Here's a look at the 2008-09 deer hunting seasons given preliminary approval by Game Commissioners this past week. All need final approval in April:

• Deer, archery, antlerless only: WMUs 2B, 5C and 5D, Sept. 20 to Oct. 3, Nov. 17 to 29 and Dec. 15 to 23.

• Deer, archery, statewide: Oct. 4 to Nov. 15 and Dec. 26 to Jan. 10.

• Deer, antlered and antlerless, WMUs 2D, 2G, 3C and 4B: Dec. 1 to 5.

• Deer, antlered and antlerless, 2D, 2G, 3C and 4B: Dec. 6 to 13.

• Deer, antlered and antlerless, the remainder of the state: Dec. 1 to 13.

• Deer, antlerless, juniors and seniors: Oct. 23 to 25.

• Deer, antlerless, muzzleloader statewide: Oct. 18 to 25.

• Deer, antlered or antlerless, flintlock statewide: Dec. 26 to Jan. 10.

• Deer, antlerless, WMUs 2B, 5C, 5D: Dec. 15 to 23 and Dec. 26 to Jan. 24.
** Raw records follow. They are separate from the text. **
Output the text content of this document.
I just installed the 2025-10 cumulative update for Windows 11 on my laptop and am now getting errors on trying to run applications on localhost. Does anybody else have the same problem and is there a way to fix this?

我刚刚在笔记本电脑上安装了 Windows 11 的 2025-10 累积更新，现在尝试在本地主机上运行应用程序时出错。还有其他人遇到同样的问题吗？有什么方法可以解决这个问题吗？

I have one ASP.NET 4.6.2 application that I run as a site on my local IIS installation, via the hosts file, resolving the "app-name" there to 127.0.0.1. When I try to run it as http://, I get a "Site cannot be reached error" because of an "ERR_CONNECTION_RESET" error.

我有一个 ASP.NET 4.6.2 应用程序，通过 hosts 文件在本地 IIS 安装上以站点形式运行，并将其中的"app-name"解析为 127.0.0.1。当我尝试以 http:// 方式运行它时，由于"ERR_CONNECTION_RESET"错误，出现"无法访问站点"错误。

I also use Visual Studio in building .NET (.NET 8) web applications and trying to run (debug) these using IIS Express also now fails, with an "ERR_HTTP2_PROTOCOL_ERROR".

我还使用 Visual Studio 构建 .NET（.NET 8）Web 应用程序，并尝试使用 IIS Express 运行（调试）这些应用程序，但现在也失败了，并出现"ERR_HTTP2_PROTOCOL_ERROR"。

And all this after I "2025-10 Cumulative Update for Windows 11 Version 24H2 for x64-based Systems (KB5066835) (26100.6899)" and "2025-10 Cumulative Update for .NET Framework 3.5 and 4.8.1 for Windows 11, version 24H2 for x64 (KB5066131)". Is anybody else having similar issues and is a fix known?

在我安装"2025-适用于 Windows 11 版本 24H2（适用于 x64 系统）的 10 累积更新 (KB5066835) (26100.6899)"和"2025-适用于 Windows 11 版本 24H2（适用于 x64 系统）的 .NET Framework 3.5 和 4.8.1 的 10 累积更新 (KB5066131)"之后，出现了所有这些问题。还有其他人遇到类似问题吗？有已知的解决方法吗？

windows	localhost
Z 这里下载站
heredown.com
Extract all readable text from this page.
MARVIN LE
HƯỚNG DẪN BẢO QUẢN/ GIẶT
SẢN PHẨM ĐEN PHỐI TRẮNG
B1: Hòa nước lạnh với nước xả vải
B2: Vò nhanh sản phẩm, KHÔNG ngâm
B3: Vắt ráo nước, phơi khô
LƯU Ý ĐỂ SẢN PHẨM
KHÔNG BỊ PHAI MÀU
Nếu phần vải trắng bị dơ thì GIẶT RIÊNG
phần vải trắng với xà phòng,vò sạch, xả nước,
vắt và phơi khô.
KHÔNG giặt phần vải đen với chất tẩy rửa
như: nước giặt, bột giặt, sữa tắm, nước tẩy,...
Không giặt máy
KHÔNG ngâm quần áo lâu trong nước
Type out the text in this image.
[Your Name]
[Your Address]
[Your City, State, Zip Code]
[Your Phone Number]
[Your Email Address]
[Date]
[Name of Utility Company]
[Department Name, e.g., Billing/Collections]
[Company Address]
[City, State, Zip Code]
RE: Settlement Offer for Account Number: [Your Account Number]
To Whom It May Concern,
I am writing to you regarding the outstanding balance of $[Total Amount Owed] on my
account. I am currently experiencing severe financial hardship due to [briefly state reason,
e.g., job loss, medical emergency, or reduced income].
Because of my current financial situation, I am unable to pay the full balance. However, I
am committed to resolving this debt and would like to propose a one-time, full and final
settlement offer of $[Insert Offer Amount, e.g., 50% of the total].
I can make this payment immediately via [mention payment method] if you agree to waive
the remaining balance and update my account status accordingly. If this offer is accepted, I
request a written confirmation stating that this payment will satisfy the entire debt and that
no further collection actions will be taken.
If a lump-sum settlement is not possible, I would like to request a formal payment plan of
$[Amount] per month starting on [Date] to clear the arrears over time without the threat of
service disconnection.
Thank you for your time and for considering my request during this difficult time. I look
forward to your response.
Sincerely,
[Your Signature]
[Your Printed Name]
Source: http://www.pittsburghlive.com/x/pittsburghtrib/sports/s_550409.html

1 comment:

Anonymous said...

Pennsylvania deer managementis at a critical point in time. Hunters in parts of the State that used to see lots of deer are not seeing any. Parts of Potter County, which used to be famous for its deer hunting, are almost devoid of deer. I know four hunters that saw 2 deer during the first 2 days of rifle season in this area. 200 deer would have been the average just 10 years ago.

The deer management strategies broadly placed across all of PA have left suburban and urban areas overcrowed with deer and rural areas suffering. Some of us are deeply concerned that industries like lumber and farming, which have no interest in healthy deer populations, have the ear of decision-makers in PA.

I must say that there are many who think these concerns are overblown by those of us who were just spoiled with our hunting success of years past. This may be true in part but many long-time hunters are leaving the woods. Small towns that used to thrive from the economy of hunting are suffering. And, in my opinion, future hunting rights could be compromised with the lack of hunters.

We'll never be able to return to the deer numbers of years ago. But we must sustain a healthy and balanced deer population throughout PA, and I am not sure that is happening currently.